The legislators, led by Sen. Neal Kedzie, R-Elkhorn, want the heads of the Department of Corrections and the Department of Children and Families to explain why a recommendation of probation over prison was made in the case of 27-year-old Melody Butt, who was sentenced Tuesday to a year in jail with child-care and work-release privileges. She also was placed on 14 years of probation.
Butt pleaded guilty to the felony charge. She fell asleep in an adjoining bedroom after leaving her twins in a bathtub with the water running. An autopsy determined the twins drowned.
“The sentence was inappropriate,” Kedzie said. “How is it that the state did not recommend a prison sentence for a woman whose negligence resulted in the death of two children?”
Kedzie said he and other legislators are requesting answers not only because Butt received “a light sentence” but because of concerns about the safety of her three remaining children.
“The recommendation of a prison sentence by the district attorney was opposed by the state agencies,” Kedzie said. “It just looks like something
didn’t work right here.”
Butt pleaded guilty to a felony charge of neglecting a child resulting in death and a misdemeanor charge of neglecting a child.
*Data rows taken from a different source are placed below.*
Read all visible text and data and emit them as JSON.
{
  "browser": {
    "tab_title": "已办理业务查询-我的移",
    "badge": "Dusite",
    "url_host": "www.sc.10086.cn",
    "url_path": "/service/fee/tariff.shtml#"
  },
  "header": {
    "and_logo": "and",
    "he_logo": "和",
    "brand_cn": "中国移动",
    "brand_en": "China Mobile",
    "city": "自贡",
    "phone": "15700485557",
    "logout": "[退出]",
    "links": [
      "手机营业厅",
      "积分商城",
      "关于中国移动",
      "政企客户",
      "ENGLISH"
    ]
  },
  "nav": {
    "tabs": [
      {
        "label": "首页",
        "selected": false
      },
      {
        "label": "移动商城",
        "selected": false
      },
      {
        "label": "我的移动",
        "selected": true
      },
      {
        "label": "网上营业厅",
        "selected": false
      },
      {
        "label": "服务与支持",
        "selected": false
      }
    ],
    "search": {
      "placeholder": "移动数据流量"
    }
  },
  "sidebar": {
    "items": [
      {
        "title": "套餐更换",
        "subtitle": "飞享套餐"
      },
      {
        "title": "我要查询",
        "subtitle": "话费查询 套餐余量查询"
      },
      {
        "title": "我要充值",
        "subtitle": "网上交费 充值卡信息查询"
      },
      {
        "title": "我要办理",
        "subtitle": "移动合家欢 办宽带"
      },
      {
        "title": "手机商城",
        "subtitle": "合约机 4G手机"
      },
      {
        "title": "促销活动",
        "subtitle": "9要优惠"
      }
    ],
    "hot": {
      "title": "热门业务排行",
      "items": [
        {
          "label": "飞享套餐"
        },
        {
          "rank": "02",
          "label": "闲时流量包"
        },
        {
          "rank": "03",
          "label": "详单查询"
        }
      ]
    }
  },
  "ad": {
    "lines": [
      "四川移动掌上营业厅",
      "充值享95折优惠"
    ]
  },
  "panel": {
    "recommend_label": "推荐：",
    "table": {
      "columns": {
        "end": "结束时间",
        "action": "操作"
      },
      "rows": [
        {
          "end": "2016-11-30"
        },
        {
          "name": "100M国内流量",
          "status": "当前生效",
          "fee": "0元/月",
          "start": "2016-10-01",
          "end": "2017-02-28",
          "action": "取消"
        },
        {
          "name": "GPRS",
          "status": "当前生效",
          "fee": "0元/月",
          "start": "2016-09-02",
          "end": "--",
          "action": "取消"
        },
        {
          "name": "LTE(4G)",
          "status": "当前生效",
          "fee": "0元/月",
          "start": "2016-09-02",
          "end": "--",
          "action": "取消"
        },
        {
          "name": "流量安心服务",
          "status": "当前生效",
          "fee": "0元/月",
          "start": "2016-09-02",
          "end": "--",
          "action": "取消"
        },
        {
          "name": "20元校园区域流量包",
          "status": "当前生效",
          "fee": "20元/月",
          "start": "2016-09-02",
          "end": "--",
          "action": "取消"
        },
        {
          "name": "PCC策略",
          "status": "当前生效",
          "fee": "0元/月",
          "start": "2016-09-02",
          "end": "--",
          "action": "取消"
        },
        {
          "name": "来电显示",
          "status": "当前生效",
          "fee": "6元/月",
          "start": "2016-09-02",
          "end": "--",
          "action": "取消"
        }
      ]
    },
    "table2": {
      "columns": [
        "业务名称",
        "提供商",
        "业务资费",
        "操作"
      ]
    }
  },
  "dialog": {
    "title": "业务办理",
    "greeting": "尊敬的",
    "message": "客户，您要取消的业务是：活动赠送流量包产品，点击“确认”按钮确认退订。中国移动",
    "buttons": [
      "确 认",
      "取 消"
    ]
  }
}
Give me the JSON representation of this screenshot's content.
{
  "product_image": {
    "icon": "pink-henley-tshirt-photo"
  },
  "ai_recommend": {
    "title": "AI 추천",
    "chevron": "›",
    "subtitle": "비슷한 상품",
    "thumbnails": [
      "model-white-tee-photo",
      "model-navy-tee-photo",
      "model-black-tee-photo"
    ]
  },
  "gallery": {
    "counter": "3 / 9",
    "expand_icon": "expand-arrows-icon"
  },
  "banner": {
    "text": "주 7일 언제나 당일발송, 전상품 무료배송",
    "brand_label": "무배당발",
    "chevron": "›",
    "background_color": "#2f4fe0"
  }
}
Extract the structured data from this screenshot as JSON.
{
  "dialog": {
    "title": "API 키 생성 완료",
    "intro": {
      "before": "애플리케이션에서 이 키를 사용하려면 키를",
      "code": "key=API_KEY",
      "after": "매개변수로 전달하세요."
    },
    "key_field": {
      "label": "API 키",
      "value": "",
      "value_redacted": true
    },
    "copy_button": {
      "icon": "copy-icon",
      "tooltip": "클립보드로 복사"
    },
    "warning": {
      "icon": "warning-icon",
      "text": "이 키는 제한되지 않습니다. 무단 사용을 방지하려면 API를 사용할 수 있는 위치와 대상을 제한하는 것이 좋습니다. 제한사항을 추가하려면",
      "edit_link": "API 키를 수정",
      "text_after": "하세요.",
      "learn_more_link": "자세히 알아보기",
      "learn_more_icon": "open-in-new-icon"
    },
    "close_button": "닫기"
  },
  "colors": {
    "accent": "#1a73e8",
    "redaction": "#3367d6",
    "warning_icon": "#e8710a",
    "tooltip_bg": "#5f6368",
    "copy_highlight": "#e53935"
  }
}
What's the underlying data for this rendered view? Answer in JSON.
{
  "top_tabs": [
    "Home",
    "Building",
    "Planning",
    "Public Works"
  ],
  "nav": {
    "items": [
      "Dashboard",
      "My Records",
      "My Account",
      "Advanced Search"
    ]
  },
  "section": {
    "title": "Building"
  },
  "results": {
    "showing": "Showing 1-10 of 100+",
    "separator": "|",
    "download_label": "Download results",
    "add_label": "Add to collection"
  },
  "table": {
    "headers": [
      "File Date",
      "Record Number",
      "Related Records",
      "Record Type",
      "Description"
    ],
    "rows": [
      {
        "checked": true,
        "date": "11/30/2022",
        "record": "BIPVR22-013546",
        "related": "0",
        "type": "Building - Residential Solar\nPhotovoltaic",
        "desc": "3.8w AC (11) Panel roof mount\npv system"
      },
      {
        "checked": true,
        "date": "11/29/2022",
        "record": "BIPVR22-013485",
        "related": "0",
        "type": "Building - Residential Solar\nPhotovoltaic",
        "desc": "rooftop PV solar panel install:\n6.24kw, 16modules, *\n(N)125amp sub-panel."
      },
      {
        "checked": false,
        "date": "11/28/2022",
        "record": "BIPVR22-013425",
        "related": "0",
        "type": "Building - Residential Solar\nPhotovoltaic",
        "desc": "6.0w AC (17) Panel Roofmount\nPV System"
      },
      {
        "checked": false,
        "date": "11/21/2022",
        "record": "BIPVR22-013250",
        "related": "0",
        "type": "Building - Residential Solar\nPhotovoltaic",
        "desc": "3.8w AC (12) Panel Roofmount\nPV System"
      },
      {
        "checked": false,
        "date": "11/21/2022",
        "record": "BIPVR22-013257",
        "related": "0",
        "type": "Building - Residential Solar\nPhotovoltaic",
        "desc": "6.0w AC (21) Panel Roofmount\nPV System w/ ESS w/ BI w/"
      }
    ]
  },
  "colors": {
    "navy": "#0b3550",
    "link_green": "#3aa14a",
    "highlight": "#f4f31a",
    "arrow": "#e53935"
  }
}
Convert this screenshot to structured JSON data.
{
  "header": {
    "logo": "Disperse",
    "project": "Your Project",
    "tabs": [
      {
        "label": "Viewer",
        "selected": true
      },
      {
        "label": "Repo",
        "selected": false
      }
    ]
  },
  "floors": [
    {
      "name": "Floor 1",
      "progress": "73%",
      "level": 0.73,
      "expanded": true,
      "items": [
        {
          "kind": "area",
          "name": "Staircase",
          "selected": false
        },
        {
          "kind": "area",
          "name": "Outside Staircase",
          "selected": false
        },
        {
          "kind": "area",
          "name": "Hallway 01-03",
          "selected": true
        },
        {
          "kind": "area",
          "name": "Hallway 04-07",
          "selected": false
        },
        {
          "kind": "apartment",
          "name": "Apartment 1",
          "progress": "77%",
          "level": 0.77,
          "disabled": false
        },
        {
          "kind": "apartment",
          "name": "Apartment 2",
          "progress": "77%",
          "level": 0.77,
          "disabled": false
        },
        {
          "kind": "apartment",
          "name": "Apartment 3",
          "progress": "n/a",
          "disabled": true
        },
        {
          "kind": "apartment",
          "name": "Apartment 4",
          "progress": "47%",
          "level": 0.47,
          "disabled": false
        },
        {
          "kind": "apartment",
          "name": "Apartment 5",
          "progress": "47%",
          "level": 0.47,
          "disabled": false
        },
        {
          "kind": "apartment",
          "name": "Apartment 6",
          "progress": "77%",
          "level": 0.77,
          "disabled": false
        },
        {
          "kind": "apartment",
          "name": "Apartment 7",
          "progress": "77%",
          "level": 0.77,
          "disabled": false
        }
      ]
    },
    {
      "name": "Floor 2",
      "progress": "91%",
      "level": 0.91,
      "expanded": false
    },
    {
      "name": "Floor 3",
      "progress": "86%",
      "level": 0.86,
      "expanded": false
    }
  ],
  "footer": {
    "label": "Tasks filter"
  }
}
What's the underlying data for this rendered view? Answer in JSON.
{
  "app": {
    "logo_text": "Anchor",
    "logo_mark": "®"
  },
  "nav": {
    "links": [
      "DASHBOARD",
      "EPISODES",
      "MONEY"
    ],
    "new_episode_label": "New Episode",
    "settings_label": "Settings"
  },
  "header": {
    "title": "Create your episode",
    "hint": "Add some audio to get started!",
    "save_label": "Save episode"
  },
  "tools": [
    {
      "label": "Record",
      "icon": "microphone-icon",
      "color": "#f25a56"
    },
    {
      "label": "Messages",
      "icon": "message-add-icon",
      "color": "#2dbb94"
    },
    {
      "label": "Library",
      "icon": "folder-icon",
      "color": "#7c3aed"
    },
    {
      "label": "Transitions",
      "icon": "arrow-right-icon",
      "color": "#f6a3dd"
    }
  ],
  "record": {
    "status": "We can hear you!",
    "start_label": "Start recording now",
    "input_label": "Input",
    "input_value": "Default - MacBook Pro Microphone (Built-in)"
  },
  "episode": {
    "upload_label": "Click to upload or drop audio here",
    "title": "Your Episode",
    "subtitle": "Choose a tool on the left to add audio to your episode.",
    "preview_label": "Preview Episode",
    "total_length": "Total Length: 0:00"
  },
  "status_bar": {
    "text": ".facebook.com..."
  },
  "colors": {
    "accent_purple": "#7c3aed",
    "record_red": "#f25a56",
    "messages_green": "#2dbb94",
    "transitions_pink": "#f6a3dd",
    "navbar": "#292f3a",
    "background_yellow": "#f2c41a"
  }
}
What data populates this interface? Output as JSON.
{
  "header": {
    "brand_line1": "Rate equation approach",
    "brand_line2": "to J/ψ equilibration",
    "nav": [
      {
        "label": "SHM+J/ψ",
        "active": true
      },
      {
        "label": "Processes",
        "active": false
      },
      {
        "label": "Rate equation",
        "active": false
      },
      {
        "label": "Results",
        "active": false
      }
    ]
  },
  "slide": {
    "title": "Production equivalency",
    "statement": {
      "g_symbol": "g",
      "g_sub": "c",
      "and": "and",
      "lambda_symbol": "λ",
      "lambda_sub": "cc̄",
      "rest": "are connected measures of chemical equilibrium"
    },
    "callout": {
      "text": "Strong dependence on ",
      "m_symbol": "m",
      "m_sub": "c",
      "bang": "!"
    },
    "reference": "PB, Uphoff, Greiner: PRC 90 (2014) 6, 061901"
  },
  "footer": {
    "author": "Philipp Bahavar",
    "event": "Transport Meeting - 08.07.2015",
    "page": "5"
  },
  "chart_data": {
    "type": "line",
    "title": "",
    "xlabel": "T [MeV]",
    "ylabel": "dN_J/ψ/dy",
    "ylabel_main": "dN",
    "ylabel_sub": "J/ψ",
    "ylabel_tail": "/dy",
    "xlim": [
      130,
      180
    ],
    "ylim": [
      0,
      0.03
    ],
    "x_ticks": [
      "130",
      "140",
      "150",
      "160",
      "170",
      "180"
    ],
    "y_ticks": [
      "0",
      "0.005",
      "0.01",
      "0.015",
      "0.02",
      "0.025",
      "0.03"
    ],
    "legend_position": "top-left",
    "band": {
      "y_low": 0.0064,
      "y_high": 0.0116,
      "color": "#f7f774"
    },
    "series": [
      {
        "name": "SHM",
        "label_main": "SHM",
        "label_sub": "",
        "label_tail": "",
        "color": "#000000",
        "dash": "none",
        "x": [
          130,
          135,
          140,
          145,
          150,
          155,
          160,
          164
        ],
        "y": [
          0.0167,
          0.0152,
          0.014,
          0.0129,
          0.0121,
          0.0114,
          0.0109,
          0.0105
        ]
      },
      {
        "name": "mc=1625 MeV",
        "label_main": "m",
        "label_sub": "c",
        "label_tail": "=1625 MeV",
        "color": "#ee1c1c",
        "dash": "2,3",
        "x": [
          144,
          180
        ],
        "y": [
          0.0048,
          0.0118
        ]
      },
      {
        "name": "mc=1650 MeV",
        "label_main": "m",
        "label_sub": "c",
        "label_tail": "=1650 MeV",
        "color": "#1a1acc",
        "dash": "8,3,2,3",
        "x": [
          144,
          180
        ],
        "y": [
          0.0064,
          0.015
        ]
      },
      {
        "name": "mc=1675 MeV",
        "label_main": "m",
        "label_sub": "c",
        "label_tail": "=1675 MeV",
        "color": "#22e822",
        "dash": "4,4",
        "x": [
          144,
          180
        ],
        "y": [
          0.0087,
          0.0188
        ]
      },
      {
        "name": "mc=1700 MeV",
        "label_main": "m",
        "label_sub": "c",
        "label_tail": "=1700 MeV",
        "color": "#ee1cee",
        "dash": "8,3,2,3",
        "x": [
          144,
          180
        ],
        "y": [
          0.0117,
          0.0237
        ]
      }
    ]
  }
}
She faced a sentence of up to 25 years in prison.
“We want to know how the state came to the conclusion that probation was an appropriate sentence, what the Legislature can do to correct this and to what degree can the state act to protect the remaining children,” Kedzie said.
As a condition of her probation, Butt is allowed to be with her children only with supervision. That could change during the 14-year probationary period depending on recommendations from her probation officer and Walworth County officials.
A pre-sentence investigation and report indicated a recommendation of probation by the Department of Corrections. The Walworth County Department of Health and Human Services concurred with that recommendation.
In their letter to the state agencies, the lawmakers questioned the sentence.
“Earlier this week, a sentence was handed down by Walworth County Circuit Court Judge David Reddy which we believe falls far short of a suitable response to such a heinous act,” the legislators said in their letter to Gary Hamblin and Eloise Anderson, who head up the Department of Corrections and the Department of Children and Families respectively. “We are calling on your respective offices to utilize your available and allowable jurisdiction and resources to review this matter and hopefully provide us information as to how and why the system failed these innocent children.”
Walker cautioned the lawmakers regarding the state’s power to intervene in the case on behalf of Butt’s children.
“While the state can provide limited assistance to county child protective services in some situations, the court system ultimately determines child placement,” Walker said. “Once a court has made a ruling, a state agency cannot override a court sentencing or child placement decision. Any change to a court-ordered child placement decision requires subsequent court action.”
Walker said in his letter to the lawmakers that he has ordered the departments to review their actions “that led up to your concerns at both the state and county level.” He said the agencies would follow up with the legislators “directly.”
Joining Kedzie in calling for a state review were Sen. Mary Lazich of New Berlin and Reps. Tyler August of Lake Geneva, Evan Wynn of Whitewater, Stephen Nass of La Grange, Amy Loudenbeck of Clinton and David Craig of Big Bend, all Republicans.
Kedzie said he was moved to intervene because of his concern for Butt’s children.
“If anything happened to the three remaining children, this will would turn out to be an even greater tragedy,” he said. “How could we live with that if we didn’t act? I am taking an active role to help these children.
“I view this as a role for government to work for children who don’t yet have a voice in the system.”